If you are confident that you are useful and friendly to the administration, you will answer. If you aren't, then you won't, and will be be subject to increased scrutiny.

In reality, you won't answer because your boss told you not to do it, because his boss told him to tell you not to do it, because his boss etc etc. and that's how any job works.

Write something completely anodyne but non-confrontational to appease Tiberius or join your supervisor on the proscription list. There's no way you'll get in trouble for writing "Performed my official job duties as job title at gov agency". I predict that many are going to disobey their immediate superiors and comply with the email as best they can. Don't be snarky, the thing LLMs are best at is sentiment analysis.

Nobody's immediate supervisor is telling anyone to ignore the email.
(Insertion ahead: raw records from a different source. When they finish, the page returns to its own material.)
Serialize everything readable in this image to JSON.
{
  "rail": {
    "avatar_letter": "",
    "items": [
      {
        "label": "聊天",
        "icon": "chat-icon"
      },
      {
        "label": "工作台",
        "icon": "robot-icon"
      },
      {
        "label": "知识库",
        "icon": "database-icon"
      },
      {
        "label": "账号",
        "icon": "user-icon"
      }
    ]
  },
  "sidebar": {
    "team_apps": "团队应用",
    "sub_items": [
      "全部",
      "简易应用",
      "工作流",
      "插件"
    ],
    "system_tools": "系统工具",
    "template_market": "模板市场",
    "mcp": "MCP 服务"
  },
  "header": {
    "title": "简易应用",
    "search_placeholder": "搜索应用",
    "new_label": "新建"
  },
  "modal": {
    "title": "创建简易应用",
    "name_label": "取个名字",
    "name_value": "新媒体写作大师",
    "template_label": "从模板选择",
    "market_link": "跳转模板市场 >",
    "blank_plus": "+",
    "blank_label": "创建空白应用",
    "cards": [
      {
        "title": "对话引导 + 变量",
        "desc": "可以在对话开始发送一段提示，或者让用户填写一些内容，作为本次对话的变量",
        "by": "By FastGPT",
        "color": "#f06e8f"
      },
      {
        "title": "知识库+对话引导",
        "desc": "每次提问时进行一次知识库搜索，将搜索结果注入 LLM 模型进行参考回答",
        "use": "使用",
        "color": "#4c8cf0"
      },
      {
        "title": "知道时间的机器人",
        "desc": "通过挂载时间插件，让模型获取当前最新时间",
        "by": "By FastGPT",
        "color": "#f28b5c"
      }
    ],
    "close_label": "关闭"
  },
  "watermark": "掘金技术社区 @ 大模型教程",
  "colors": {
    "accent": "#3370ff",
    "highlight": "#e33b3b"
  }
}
The directives are coming from agency heads or higher--Trump appointees like Kash Patel and Tulsi Gabbard. People in my agency didn't even get the email, although the two Trump appointees who are in my chain of command have told their people not respond if we do.

Edit: I should say nobody's immediate supervisor is using their own discretion to tell people not to respond. The information is passed down from higher up through the chain of command.